Pour porter des sabots de nos jours, il faut déprogrammer son cerveau et réapprendre à marcher! Pour savoir si le sabot est de la bonne pointure, il doit y avoir un espace entre le talon et l’arrière du sabot. « Marcher est un déséquilibre. Vous dites à votre corps : Va par en avant. Et mes jambes vont me rattraper avant que je tombe. Avec une paire de sabots, c’est différent, ça ne plie pas! On marche sur le talon et on berce le sabot, le corps droit!
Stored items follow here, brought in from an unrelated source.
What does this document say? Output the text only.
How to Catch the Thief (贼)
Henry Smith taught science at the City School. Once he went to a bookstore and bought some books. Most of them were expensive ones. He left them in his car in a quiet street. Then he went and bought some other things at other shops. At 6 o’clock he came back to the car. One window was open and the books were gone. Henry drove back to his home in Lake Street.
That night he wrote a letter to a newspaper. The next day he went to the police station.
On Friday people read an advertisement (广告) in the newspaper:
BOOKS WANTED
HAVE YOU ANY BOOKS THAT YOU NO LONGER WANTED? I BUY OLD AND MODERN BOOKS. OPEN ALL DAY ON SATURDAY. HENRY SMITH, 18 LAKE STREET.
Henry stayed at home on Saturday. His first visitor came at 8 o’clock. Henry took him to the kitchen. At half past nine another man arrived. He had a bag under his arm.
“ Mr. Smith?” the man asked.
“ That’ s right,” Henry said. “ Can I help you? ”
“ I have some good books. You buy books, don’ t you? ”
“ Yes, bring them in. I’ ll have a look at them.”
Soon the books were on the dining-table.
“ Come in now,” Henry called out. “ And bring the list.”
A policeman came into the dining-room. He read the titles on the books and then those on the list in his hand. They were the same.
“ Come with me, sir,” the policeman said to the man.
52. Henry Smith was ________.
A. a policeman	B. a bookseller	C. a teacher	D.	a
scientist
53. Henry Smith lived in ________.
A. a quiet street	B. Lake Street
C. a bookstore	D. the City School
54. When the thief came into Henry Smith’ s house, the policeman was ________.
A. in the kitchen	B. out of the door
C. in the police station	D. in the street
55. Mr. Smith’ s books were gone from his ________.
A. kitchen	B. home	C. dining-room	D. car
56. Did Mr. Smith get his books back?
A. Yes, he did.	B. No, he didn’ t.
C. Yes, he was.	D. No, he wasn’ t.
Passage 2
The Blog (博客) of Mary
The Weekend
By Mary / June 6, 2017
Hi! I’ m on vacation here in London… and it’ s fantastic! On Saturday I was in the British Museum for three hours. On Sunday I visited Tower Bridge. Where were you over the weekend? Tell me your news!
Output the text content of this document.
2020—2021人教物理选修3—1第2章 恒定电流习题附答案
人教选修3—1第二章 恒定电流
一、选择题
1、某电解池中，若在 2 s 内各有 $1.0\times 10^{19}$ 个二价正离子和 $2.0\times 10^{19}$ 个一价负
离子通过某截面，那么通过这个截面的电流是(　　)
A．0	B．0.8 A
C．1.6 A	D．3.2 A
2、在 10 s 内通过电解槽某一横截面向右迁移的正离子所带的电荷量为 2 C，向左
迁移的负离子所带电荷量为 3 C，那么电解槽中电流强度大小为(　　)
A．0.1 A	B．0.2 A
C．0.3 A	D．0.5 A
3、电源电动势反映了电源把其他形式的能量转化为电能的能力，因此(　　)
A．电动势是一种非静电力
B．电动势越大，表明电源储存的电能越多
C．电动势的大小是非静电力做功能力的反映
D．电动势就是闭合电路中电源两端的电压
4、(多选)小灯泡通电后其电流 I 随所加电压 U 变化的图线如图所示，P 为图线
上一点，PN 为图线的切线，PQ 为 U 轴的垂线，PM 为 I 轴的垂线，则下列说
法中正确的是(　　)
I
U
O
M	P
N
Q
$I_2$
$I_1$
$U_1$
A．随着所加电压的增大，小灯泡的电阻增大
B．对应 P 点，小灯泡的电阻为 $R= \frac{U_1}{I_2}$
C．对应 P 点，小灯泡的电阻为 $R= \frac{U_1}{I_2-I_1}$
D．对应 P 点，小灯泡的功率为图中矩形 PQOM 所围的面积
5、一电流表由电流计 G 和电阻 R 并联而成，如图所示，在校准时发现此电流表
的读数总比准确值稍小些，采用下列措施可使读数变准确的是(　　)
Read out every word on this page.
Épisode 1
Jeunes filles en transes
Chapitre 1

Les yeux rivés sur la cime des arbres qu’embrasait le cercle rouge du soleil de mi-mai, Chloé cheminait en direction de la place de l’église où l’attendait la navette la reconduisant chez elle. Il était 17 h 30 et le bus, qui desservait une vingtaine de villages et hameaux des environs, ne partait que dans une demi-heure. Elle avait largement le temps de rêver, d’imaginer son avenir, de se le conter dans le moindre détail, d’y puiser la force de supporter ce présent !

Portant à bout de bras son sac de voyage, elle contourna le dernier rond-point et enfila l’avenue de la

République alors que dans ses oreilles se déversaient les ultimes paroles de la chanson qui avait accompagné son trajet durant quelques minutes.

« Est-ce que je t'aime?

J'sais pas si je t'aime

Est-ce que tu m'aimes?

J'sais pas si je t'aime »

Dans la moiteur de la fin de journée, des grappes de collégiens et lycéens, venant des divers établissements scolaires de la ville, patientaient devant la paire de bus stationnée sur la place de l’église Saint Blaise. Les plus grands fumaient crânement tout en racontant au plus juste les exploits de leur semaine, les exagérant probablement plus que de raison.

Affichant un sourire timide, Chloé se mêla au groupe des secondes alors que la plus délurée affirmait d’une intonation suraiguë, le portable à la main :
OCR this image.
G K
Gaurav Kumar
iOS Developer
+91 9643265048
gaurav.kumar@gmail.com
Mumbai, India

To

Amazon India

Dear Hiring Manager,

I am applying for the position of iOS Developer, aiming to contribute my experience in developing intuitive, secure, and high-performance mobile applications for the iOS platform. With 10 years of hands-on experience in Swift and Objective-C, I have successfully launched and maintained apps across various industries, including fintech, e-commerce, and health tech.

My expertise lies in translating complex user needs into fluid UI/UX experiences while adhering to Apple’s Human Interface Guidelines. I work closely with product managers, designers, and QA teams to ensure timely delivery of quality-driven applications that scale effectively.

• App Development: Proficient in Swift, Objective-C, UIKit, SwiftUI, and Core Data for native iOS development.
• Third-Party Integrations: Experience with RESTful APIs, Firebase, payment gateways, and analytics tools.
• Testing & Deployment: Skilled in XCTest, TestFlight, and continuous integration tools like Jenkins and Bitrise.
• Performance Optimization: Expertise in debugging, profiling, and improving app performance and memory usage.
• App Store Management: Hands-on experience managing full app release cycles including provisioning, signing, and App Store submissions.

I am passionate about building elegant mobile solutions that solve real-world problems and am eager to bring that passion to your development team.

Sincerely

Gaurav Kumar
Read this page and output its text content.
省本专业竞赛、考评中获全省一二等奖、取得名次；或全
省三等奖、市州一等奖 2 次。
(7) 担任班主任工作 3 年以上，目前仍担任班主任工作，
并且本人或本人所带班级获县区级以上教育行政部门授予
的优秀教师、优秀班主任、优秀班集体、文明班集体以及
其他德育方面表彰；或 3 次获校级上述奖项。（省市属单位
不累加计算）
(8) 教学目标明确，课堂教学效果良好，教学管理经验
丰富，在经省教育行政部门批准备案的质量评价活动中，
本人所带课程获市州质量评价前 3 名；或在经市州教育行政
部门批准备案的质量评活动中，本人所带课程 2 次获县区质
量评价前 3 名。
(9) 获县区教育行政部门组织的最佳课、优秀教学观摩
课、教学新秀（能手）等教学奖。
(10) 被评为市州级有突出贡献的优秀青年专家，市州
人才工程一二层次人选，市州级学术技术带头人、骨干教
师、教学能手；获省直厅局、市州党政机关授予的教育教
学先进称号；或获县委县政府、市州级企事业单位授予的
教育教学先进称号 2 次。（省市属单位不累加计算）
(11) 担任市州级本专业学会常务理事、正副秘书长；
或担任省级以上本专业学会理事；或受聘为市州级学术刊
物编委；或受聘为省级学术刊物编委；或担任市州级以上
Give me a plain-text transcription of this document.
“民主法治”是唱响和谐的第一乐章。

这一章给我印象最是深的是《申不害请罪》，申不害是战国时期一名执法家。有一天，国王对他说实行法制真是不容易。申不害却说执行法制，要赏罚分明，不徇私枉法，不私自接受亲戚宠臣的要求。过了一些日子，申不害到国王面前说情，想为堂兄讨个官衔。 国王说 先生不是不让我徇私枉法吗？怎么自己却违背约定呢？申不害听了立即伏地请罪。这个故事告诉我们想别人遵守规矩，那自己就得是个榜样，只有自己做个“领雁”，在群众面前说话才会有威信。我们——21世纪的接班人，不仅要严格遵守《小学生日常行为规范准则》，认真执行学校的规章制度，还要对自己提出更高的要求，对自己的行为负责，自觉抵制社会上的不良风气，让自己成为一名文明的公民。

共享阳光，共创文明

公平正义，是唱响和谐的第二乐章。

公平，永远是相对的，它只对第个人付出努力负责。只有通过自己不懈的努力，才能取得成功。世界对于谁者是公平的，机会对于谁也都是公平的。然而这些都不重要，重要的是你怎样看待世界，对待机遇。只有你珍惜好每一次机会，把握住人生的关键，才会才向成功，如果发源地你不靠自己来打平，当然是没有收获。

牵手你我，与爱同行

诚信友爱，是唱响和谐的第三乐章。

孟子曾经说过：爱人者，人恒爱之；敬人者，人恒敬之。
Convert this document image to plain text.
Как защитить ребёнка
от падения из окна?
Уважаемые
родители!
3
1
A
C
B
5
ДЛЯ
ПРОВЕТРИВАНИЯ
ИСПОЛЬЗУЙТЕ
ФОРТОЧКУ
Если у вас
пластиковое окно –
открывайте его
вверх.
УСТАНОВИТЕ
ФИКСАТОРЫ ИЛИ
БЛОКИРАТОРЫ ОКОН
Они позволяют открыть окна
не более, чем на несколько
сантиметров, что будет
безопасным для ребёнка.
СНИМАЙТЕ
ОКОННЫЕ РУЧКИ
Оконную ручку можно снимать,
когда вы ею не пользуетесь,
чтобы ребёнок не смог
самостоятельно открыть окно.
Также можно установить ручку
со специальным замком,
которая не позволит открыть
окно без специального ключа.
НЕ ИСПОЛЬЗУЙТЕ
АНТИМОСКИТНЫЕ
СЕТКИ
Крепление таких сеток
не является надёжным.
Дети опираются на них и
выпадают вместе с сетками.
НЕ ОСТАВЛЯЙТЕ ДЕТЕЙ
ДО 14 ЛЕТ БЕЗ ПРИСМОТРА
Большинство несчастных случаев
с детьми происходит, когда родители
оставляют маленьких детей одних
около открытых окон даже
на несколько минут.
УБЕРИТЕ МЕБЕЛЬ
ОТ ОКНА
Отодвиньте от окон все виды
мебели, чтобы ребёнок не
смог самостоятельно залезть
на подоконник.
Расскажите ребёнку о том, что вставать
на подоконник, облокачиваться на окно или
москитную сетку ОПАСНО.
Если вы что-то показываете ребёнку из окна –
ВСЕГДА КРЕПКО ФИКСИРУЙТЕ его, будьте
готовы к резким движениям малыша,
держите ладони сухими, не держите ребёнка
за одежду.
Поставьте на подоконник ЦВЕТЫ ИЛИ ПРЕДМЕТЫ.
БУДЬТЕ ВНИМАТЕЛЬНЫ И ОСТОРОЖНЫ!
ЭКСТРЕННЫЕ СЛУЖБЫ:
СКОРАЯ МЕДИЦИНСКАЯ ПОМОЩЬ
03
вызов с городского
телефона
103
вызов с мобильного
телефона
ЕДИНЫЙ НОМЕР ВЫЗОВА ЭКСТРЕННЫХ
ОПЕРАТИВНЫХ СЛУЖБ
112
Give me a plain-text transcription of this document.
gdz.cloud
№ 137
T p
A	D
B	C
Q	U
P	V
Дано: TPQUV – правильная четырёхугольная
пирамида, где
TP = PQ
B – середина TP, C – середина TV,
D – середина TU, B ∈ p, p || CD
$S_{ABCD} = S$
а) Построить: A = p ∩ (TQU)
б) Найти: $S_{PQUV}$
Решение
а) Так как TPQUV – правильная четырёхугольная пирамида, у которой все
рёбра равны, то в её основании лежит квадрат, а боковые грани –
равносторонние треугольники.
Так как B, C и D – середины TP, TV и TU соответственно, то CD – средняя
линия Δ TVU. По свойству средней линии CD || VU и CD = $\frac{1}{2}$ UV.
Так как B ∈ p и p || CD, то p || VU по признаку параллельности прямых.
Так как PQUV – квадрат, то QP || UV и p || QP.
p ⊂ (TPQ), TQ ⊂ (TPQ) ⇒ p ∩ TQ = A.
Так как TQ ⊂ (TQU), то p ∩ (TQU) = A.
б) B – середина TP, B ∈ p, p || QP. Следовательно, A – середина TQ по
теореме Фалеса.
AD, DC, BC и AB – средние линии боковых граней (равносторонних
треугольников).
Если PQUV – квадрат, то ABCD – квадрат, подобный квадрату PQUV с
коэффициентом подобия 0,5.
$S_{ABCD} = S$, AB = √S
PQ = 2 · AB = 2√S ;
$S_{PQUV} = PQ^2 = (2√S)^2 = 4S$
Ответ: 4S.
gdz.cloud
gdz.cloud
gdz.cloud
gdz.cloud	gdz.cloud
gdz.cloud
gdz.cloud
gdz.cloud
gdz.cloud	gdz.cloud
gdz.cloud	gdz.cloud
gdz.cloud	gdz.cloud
Si on ne berce pas, c’est le dessus du pied qui fait mal », explique le Bécancourois.

Un savoir à partager

Ce qu’Yves Cossette considérait comme sa paye, c’est lorsque quelques personnes s’attroupaient devant lui afin de l’observer travailler et de lui poser des questions sur son métier.

« Durant les animations, les gens demandaient s’ils pouvaient prendre des photos. Oui, mais pas de la face, ce n’est pas important! Mais les mains qui travaillent, ça, c’est important. Ça se fait à la main, par du monde. C’était ma fierté, de travailler le bois et de faire connaitre aux gens ce métier disparu depuis quelques centaines d’années ».

« Je fais des sabots pour le plaisir! Certains font des casse-têtes, moi je fais des sabots! « . Malheureusement, Yves Cossette a dû accrocher ses lames pour l’instant, car des problèmes de santé, dont des maux de dos, l’empêchent de saboter.  » Ça prend une certaine force, pour fabriquer des sabots. Je suis grand, alors j’utilisais mon corps pour forcer, mais tous les outils coupent comme une lame de rasoir. Le pire, c’était de rester debout toute la journée. »

Il avoue d’ailleurs être désolé de ne pas avoir pu transmettre ses connaissances à qui que ce soit. « J’ai 67 ans et mon corps commence à me lâcher, dans le sens que j’ai des maladies que je ne savais pas qu’elles existaient. J’ai un neveu qui s’est dit intéressé par mes outils, mais il demeure en Alberta, et le régime français ne s’est pas rendu en Alberta! Ça ne sert à rien que ce soit en Alberta et que ça poirote chez lui. Ce sont des outils vivants qui ont travaillé », explique Yves Cossette.

Des outils, M. Cossette en possède trois ensembles qui proviennent de Hollande et de France.

« Je suis un peu émotif quand je parle de tout ça. Je ne laisserais pas ça à n’importe qui. Je dois connaitre la personne et je dois savoir que la personne tripe de toucher à ça », conclut-il.